Raihan mengangguk pelan. “Kalau gitu, ayo aku antar kamu ke rumah sakit sekarang. Kamu nggak usah mikirin yang lain dulu.”
Caca menggeleng. “Nggak usah, Raihan. Rumah sakitnya jauh, kamu nggak perlu repot-repot.”
“Tolong, Caca. Jangan bilang begitu. Aku cuma mau bantu kamu,” jawab Raihan tegas, menunjukkan ketulusannya.
Akhirnya, setelah beberapa menit meyakinkan, Raihan membawa Caca ke rumah sakit tempat ibunya dirawat. Perjalanan itu penuh dengan keheningan, sementara Caca sibuk berdoa di dalam hati agar ibunya baik-baik saja.
---
Di Rumah Sakit
Sesampainya di rumah sakit, Caca langsung berlari ke ruang gawat darurat. Ia menemukan Tari duduk di kursi tunggu, matanya bengkak karena menangis.
“Tari, gimana keadaan Ibu?” tanya Caca, napasnya masih terengah.
“Dokter bilang Ibu udah stabil, tapi harus dirawat beberapa hari,” jawab Tari pelan.
Caca menghela napas lega, meski hatinya masih cemas. Ia masuk ke ruangan tempat ibunya dirawat, mendapati sang ibu yang terbaring lemah di tempat tidur. Wajah ibunya tampak pucat, tapi matanya terbuka dan menatap Caca dengan penuh kasih sayang.
“Kamu datang, Nak,” suara ibunya terdengar lemah, tapi cukup untuk membuat hati Caca semakin tersayat.
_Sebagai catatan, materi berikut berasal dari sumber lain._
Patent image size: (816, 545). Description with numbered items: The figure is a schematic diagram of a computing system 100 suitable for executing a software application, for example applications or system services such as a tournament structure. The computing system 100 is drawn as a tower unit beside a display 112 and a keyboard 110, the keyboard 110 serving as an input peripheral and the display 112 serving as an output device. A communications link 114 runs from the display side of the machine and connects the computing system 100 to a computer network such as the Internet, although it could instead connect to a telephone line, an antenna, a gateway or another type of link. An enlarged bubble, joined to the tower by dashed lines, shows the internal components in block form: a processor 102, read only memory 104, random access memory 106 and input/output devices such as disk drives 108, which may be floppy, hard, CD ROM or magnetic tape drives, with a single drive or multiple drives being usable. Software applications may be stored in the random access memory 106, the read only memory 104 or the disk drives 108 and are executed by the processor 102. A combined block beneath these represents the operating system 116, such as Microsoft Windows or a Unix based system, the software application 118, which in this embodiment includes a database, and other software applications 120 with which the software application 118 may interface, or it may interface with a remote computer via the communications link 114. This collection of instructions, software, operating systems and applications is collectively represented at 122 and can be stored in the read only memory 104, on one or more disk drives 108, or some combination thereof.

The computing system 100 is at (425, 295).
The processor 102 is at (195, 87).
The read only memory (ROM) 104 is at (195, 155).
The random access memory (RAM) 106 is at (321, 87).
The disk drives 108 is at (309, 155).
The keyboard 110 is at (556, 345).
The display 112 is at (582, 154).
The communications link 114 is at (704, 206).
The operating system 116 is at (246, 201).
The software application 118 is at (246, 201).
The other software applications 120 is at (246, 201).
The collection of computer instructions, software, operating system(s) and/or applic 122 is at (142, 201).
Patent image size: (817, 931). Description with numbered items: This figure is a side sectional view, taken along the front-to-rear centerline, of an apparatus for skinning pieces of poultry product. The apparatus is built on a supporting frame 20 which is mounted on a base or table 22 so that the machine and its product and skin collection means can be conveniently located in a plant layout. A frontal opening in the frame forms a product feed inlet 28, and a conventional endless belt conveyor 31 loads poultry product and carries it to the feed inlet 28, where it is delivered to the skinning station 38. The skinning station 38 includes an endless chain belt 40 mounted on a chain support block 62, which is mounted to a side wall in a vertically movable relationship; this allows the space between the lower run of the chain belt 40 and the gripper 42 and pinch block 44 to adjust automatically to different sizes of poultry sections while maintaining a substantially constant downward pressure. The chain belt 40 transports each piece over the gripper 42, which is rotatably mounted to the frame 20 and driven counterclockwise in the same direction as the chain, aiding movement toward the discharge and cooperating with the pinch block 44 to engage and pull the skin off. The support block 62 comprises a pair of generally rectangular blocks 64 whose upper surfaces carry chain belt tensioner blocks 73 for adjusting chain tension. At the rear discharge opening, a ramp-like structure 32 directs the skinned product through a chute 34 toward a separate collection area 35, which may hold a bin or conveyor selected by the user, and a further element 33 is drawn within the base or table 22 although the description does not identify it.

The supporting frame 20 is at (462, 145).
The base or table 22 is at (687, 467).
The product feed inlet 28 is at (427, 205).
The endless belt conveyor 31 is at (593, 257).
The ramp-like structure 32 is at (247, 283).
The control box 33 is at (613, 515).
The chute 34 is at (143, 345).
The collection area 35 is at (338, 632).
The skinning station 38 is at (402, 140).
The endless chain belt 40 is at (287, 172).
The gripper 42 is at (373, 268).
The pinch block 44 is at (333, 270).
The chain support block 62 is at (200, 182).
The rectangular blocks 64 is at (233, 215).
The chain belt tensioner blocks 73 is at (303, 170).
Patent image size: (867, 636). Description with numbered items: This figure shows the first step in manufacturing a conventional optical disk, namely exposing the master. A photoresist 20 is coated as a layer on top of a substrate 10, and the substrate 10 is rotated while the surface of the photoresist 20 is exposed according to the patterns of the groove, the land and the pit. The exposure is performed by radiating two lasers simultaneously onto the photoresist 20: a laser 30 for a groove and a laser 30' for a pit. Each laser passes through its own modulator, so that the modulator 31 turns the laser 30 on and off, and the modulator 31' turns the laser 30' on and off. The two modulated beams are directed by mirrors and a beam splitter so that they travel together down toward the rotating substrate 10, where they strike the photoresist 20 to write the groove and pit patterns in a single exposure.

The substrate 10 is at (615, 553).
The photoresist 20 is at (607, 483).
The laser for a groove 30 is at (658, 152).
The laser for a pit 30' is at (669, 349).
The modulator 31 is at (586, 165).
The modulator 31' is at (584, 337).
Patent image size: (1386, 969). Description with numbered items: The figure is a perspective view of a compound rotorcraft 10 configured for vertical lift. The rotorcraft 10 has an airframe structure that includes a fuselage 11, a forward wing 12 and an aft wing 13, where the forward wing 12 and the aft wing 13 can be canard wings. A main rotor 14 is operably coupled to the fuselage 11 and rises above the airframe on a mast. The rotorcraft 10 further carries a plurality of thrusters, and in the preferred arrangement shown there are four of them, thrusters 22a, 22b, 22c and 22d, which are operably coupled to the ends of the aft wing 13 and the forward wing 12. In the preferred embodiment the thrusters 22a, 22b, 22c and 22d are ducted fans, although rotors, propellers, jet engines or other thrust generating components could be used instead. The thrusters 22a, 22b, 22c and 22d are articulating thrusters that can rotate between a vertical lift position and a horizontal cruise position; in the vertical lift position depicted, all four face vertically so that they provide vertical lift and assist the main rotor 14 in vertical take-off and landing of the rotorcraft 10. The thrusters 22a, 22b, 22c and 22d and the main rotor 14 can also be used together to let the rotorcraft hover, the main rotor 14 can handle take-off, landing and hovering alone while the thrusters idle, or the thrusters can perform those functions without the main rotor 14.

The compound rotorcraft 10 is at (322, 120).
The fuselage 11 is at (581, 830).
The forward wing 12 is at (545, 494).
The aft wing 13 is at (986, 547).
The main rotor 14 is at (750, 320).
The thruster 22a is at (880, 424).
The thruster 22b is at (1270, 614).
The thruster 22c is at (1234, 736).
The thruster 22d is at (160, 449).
“Iya, Bu. Maaf aku telat,” jawab Caca, duduk di sisi tempat tidur dan menggenggam tangan ibunya.
“Nggak apa-apa. Ibu cuma kaget tadi, jadi sesak napas,” ujar sang ibu, mencoba tersenyum meski tubuhnya lemah.
Raihan, yang berdiri di belakang Caca, hanya diam mengamati. Ia tak ingin mengganggu momen itu, tapi kehadirannya cukup memberikan rasa nyaman bagi Caca.
---
Keesokan harinya, Caca memutuskan untuk mengambil cuti seminggu dari pekerjaannya agar bisa merawat ibunya di rumah sakit. Selama itu pula, Raihan terus menunjukkan perhatiannya. Ia rutin menanyakan kabar ibu Caca, membawakan makanan untuk mereka, bahkan kadang menemani Tari agar Caca bisa beristirahat sejenak.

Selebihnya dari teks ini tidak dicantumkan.